Silver bounding higher, gold still rising as structural damage begins to be realized!
Gold Today –Gold closed in New York at $1,323.70 after yesterday’s $1,317.60. In Asia the gold price jumped higher and London was trying to take the gold price higher just after its opening.
- The $: € slipped to $1.1152 down from $1.1067.
- The dollar index moved higher to 95.89 from 95.51 yesterday.
- The Yen strengthened slightly [102.65 down from 102.88].
- The Yuan was strengthening up to 6.6572 from 6.6441 yesterday.
Yuan Gold Fix
|Trade Date||Contract||Benchmark Price AM||Benchmark Price PM|
|2016 07 1
2016 06 30
|Dollar equivalent @ $1: 6.6572
Once again Shanghai took the lead in taking gold prices higher in their today, as the perspective on the global economy continued to point to more deflation and national monetary policies targeted more easing. The Bank of England of the United Kingdom [How long will it be called that if Scotland has a referendum to remain in the E.U. – will we have Border Controls in Berwick?] indicated lower interest rates, likely in August. The pound continues to slip.

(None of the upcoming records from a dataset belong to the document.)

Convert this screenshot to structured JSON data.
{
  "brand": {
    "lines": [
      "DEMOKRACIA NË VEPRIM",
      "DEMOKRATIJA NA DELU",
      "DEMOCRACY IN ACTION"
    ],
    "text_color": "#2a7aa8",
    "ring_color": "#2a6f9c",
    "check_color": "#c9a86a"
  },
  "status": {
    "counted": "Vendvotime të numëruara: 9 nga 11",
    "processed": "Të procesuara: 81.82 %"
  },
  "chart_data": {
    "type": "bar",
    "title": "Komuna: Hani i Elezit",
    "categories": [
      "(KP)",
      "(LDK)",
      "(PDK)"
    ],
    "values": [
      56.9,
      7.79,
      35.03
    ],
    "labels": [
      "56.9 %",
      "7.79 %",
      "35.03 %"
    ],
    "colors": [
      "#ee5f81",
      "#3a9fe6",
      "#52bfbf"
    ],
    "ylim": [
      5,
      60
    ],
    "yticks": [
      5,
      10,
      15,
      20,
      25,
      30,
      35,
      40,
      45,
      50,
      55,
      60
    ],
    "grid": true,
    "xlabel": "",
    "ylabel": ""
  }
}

LBMA price setting: $1,331.75 up from Thursday 30th June’s $1,317.00.
The gold price in the euro was set at €1,199.02 up €18.07 from Thursday’s €1,180.95.
Ahead of New York’s opening, the gold price was trading at $1,334.30 and in the euro at €1,199.42.
Silver Today –The silver price closed in New York on Thursday at $18.78 up from Wednesday’s $18.26 a rise of 52 cents. Ahead of New York’s opening the silver price stood at $19.20. We expect it to continue to outpace gold, particularly when gold rises itself.
The preoccupation in the U.S. with when the next rate hike will be, is giving way to the possibility of rates easing. Perhaps additional Q.E. will come onto market screens as global deflation continues its firm grip on the developed world economies. We do not believe the U.S. dollar can carry the burden of a strong Dollar.
Japan has announced a further fall in prices, which to us is confirmation that the Bank of Japan’s stimuli is failing badly.
In the United Kingdom we are likely to see a recession. The Governor of the Bank of England, Mark Carney, stated today, “It now seems plausible that uncertainty could remain elevated for some time. The economic outlook has deteriorated and some monetary policy easing will likely be needed over the summer.”
Any loosening by the BoE would be its first since 2012, when it last expanded its asset purchase program. Its key interest rate has been at a record-low 0.5% since March 2009. The BOE has signaled it can go closer to zero. Sterling has fallen about 11% since the EU vote.
Asked about the initial drop after the referendum result, Carney said big moves were to be expected and there had been a need for the pound to “find a new level.” It is doing so and will likely fall further.
Gold is moving higher and will likely continue to do so in the face of monetary easing engulfing the global economy at the same time as deflation grows.
Gold ETFs – On Wednesday the holdings of the SPDR gold ETF remained the same leaving their holdings at 950.054 tonnes and the holdings of the Gold Trust rose a relatively massive 4.46 tonnes to take the holdings to 208.17 tonnes. Since January 4th this year, the holdings of these two gold ETFs have risen 361.438 tonnes.
Silver –Silver prices need to pause before tackling overhead resistance.